Go Go Othello – Note d’intention

16 novembre 2021

Je pense que je devrais pouvoir parler de tout sur scène, je ne devrais pas être confiné à des rôles et des spectacles qui ne parlent que de race, de préjugés et de la souffrance des noirs.

Je pense que des artistes comme Joséphine Baker ont parfaitement compris ce qu’elles faisaient lorsqu’elles sont venues en Europe. Quand je les regarde, je ne pense pas qu’elles souffrent mais je ressens leur douleur. Elles sont regardées. Sous le regard blanc.

Chaque fois que je suis sur scène, j’essaie constamment de prouver à l’autre à quel point je suis humain. Cette fois-ci, j’ai pensé que je vais essayer de m’adapter aux différents rôles des différentes femmes qui ont occupé les scènes en Europe, et peut-être qu’à l’intérieur de cela, je pourrais me retrouver.

— Ntando Cele

GO GO OTHELLO examine la façon dont les Noirs sont perçus et accablés en Occident, en se demandant pourquoi Othello est le seul héros non blanc dans le théâtre classique, et qui joue son rôle de quelle façon. Au théâtre et à l’opéra, Othello est un écran de projection pour l’imaginaire européen sur l’étranger et l’exotisme. Les artistes noirs doivent presque toujours faire référence à leur origine culturelle et à leurs origines sur scène. S’il existe des pièces avec des rôles noirs, alors dans l’histoire du théâtre européen, elles ont souvent été jouées par des acteurs blancs ou des actrices blanches avec un maquillage noir. Les débats sur le blackfacing ou la disponibilité des acteurs et actrices de couleur s’enflamment encore aujourd’hui, mais sont menées entre des blancs majoritairement politiquement corrects et des blancs majoritairement autoproclamés experts en racisme et défenseurs de la liberté artistique. Ce que la population noire pense et a à dire ne peut être vécu, car elle est exclue de ce discours dès le départ.

Quelles sont donc les scènes pour les femmes noires en Europe si même Othello n’est pas joué par des acteurs de couleur ? En bref, si elles ne chantent ni ne dansent, elles ont une chose par-dessus tout : être exposées. Des artistes noires à succès tels que Joséphine Baker, Nina Simone ou Cardi B ont conquis les scènes européennes de leur propre manière – mais à quel prix ?

La femme noire apparaît sur scène comme un objet (sexuel et) exotique, comme une surface de projection pour le fantasme de l’homme blanc, comme une étrangère, comme l’autre.

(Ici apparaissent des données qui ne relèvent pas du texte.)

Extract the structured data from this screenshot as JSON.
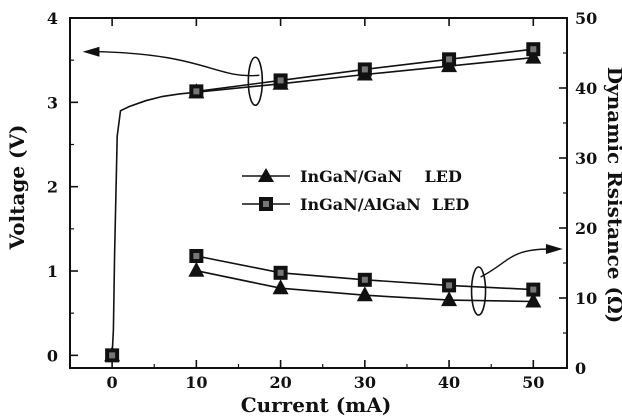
{
  "chart_data": {
    "type": "line",
    "xlabel": "Current (mA)",
    "ylabel_left": "Voltage (V)",
    "ylabel_right": "Dynamic Rsistance (Ω)",
    "xlim": [
      -5,
      54
    ],
    "ylim_left": [
      -0.15,
      4.0
    ],
    "ylim_right": [
      0,
      50
    ],
    "x_ticks": [
      0,
      10,
      20,
      30,
      40,
      50
    ],
    "y_left_ticks": [
      0,
      1,
      2,
      3,
      4
    ],
    "y_right_ticks": [
      0,
      10,
      20,
      30,
      40,
      50
    ],
    "legend_position": "center-right",
    "series": [
      {
        "name": "InGaN/GaN    LED",
        "marker": "triangle",
        "axis": "left",
        "x": [
          0,
          10,
          20,
          30,
          40,
          50
        ],
        "y": [
          0,
          3.12,
          3.22,
          3.33,
          3.43,
          3.53
        ]
      },
      {
        "name": "InGaN/AlGaN  LED",
        "marker": "square",
        "axis": "left",
        "x": [
          0,
          10,
          20,
          30,
          40,
          50
        ],
        "y": [
          0,
          3.13,
          3.26,
          3.39,
          3.51,
          3.63
        ]
      },
      {
        "name": "InGaN/GaN    LED",
        "marker": "triangle",
        "axis": "right",
        "x": [
          10,
          20,
          30,
          40,
          50
        ],
        "y": [
          13.9,
          11.4,
          10.4,
          9.7,
          9.5
        ]
      },
      {
        "name": "InGaN/AlGaN  LED",
        "marker": "square",
        "axis": "right",
        "x": [
          10,
          20,
          30,
          40,
          50
        ],
        "y": [
          16.0,
          13.6,
          12.6,
          11.8,
          11.2
        ]
      }
    ],
    "iv_curve": {
      "x": [
        0,
        0.15,
        0.3,
        0.6,
        1,
        2,
        4,
        6,
        8,
        10
      ],
      "y": [
        0,
        0.3,
        1.2,
        2.6,
        2.9,
        2.95,
        3.02,
        3.07,
        3.1,
        3.12
      ]
    }
  }
}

Photo de scène du spectacle GO GO OTHELLO, de et avec Ntando Cele, © Janosch Abel
© Janosch Abel

Dans GO GO OTHELLO, Ntando Cele s’expose également, se transforme en chanteuse d’opéra, en acteur noir jouant Othello, en danseuse burlesque, en comédienne, rappeuse, go go girl et danseuse de flamenco – pour être enfin perçue comme elle-même. Mais en quoi veut-elle être perçue exactement ? Cele se lance dans la recherche impitoyable d’une image positive de soi, qui n’est plus seulement un objet des fantasmes et des idées des autres, mais un sujet qui essaie de contrôler le récit de telle sorte que les conséquences du passé soient révélées et qu’en même temps une issue positive soit créée.

C’est la recherche d’une place digne dans un monde, qui est dominée par le mythe de la suprématie blanche, qui justifie les actes violents, malveillants et déshumanisants contre les personnes de couleur dans l’histoire et jusqu’à aujourd’hui. Est- il même possible de se détacher de ce contexte culturel et de ses propres attentes ? Est-il possible de se tenir sur scène en tant que personne noire, d’être une artiste noire – mais sans avoir à en parler, mais simplement pour être perçu comme humaine ?

Une soirée qui défie, opprime et libère à la fois l’artiste et le public.